L’intégration de l’IA dans l’éducation implique une réflexion sur la manière d’enseigner. «L’accent doit être mis sur la pensée critique et la coresponsabilité des élèves», plaide Christoph Schommer. Il imagine une approche hybride dans laquelle l’IA coexisterait avec les enseignants sans jamais les remplacer. L’IA pourrait par exemple aider à générer des questions d’examen ou à adapter un apprentissage individuel à chaque élève. Elle nous permet d’entrer dans l’ère du «personalised learning». L’éducation doit également préparer l’individu à vérifier les informations et les connaissances qu’il reçoit. «Nous devons toujours nous demander: est-ce que c’est vrai? Est-ce que cela a été vérifié? C’est essentiel pour éviter la désinformation», explique-t-il.
Catalyseur de créativité
L’IA nous pose de grands défis, mais elle offre aussi d’énormes opportunités. Le véritable enjeu est de parvenir à l’utiliser pour sublimer nos capacités humaines. Si elle est bien utilisée, elle peut renforcer la créativité. «L’IA peut stimuler notre imagination, nous permettre d’explorer de nouvelles idées et d’emprunter de nouvelles voies.

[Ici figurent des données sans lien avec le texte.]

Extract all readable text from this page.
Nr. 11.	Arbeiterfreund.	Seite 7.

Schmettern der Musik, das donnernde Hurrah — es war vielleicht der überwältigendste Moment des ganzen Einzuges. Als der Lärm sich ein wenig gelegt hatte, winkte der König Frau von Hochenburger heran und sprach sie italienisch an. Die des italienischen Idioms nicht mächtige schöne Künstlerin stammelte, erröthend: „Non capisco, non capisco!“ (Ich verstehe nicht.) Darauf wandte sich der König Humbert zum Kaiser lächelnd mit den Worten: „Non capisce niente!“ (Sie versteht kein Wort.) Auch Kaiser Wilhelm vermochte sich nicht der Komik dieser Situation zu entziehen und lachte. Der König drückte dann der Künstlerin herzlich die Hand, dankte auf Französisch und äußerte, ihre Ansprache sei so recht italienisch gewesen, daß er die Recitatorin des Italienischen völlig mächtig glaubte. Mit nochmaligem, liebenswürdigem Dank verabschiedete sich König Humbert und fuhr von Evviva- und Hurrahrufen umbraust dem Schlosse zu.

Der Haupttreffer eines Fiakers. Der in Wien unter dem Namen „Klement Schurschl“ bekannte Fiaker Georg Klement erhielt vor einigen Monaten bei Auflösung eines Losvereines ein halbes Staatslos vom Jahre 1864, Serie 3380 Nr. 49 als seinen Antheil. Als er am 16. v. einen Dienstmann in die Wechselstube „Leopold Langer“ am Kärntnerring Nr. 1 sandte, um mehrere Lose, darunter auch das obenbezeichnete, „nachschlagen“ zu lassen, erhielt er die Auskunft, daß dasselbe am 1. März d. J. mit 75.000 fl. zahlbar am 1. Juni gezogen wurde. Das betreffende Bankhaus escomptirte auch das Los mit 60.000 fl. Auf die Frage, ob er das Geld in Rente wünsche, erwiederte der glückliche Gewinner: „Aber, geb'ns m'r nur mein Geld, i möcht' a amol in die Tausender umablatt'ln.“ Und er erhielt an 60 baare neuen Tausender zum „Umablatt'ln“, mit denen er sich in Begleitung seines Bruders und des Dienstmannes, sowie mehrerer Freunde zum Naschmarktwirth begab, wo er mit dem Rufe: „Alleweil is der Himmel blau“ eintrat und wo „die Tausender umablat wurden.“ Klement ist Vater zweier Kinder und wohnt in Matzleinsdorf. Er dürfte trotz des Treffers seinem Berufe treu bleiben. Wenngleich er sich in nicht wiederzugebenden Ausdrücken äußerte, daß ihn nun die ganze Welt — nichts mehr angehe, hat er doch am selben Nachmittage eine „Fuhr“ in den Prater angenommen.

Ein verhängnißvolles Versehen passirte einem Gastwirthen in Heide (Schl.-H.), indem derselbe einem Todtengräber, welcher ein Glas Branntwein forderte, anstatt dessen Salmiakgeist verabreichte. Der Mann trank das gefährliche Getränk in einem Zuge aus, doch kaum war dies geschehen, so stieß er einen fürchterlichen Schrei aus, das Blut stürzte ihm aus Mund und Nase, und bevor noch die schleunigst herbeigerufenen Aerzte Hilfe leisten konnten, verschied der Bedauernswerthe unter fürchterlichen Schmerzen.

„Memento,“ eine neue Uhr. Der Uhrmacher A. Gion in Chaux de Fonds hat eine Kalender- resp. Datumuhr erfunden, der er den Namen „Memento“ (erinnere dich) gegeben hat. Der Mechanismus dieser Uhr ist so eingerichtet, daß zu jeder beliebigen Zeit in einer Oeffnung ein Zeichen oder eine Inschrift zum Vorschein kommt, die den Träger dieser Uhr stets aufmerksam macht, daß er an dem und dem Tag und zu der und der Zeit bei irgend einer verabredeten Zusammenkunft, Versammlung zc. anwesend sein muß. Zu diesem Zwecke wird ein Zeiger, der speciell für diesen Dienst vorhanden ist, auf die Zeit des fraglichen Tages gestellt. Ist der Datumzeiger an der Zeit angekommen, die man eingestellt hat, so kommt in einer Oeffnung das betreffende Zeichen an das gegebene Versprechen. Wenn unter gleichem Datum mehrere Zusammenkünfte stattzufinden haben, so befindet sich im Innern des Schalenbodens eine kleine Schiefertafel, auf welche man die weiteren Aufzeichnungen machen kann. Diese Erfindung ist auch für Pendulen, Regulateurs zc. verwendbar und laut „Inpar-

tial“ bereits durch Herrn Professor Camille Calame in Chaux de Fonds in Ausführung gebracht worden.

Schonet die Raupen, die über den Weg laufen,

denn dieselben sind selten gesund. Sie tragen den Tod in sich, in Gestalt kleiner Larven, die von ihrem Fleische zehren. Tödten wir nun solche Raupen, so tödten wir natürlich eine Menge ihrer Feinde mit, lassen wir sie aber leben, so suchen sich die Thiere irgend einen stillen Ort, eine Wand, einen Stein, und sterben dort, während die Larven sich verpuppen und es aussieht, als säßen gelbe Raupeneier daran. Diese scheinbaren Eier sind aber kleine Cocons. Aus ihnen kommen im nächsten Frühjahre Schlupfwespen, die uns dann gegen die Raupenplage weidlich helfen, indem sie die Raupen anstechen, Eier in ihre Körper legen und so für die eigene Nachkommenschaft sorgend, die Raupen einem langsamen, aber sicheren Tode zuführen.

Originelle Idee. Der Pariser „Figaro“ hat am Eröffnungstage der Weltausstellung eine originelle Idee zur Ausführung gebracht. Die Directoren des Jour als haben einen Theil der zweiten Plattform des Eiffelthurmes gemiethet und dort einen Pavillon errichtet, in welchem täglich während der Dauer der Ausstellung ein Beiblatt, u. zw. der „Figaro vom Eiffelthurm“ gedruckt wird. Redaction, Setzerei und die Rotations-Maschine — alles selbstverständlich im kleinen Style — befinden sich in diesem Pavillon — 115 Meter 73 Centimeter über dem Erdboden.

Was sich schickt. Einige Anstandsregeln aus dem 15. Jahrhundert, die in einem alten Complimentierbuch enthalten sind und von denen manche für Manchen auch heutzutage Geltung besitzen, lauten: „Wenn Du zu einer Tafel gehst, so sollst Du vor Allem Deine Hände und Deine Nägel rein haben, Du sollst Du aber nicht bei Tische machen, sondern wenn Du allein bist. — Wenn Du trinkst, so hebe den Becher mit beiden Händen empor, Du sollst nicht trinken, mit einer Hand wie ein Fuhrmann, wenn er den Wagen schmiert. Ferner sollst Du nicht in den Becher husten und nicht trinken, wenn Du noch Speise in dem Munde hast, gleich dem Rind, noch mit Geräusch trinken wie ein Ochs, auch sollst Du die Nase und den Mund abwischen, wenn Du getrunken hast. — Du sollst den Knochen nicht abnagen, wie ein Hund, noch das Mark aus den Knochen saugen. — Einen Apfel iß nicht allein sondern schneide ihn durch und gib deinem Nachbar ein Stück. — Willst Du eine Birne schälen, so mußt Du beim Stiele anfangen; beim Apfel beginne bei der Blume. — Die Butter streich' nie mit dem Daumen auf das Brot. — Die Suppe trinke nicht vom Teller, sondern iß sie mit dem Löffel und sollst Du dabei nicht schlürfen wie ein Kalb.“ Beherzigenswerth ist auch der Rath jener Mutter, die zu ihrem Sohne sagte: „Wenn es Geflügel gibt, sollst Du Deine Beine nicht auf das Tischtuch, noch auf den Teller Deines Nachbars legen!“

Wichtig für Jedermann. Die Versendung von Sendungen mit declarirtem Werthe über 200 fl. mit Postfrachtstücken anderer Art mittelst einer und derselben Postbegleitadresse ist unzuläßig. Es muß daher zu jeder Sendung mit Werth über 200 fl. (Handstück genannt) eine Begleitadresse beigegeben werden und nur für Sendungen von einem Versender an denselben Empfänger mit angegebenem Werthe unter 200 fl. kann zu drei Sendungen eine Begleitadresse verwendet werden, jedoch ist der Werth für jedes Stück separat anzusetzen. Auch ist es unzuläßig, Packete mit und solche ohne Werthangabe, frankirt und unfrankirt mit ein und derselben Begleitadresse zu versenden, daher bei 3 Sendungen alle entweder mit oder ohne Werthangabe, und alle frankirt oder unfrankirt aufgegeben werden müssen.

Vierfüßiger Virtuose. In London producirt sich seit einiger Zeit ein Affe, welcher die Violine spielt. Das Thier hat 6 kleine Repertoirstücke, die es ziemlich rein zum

Dans l’art, elle peut suggérer des couleurs ou des styles que l’artiste n’aurait pas envisagés. Dans la médecine, elle peut aider à développer de nouveaux médicaments. Dans la lutte contre la criminalité, elle peut vous aider à caractériser les lettres de chantage», illustre Christoph Schommer.
C’est à travers sa démarche, son intention humaine, que l’homme crée et invente. L’IA, elle, lui permet d’explorer de nouvelles pistes. La manière dont la technologie est utilisée, ce que l’on construit à partir des capacités qu’elle offre, appartient in fine à l’utilisateur. «L’IA est créative, jusqu’à un certain point», souligne le Pr. Schommer avant d’évoquer une expérience vécue en lien avec une enquête policière. «Nous avions utilisé l’IA dans l’optique de reconstituer la scène d’un crime à partir des éléments factuels dont nous disposions. À travers ce qu’elle va proposer, l’IA fait preuve de créativité. Elle va proposer une ambiance, tenant compte, par exemple, du moment de la journée où le crime a eu lieu, ou encore de la disposition des objets trouvés. Mais, dans le cadre de cette démarche, elle peut aussi se tromper. La vérification et l’interprétation restent cruciales», explique-t-il.
Une adoption progressive et mesurée
Face à ces bouleversements, comment les entreprises doivent-elles aborder l’IA? Le professeur Schommer recommande une approche progressive. «L’erreur serait de vouloir tout changer d’un coup. Nous avons besoin d’une introduction progressive qui permette aux collaborateurs d’accepter, d’apprendre et de s’adapter», explique-t-il. Il résume son approche par une maxime qu’il a apprise lorsqu’il travaillait chez IBM: Think big, start small. «Il faut avoir une vision ambitieuse, mais avancer prudemment, assure-t-il. Il ne doit pas y avoir de précipitation, mais pas non plus d’immobilisme. Chaque entreprise doit trouver son propre rythme d’adoption.»
L’IA est une révolution en marche, et pour le Professeur de l’Université du Luxembourg, le véritable enjeu est d’en faire un outil au service de l’humain, en gardant toujours à l’esprit que c’est à nous de la comprendre, de la questionner et de l’orienter dans la bonne direction.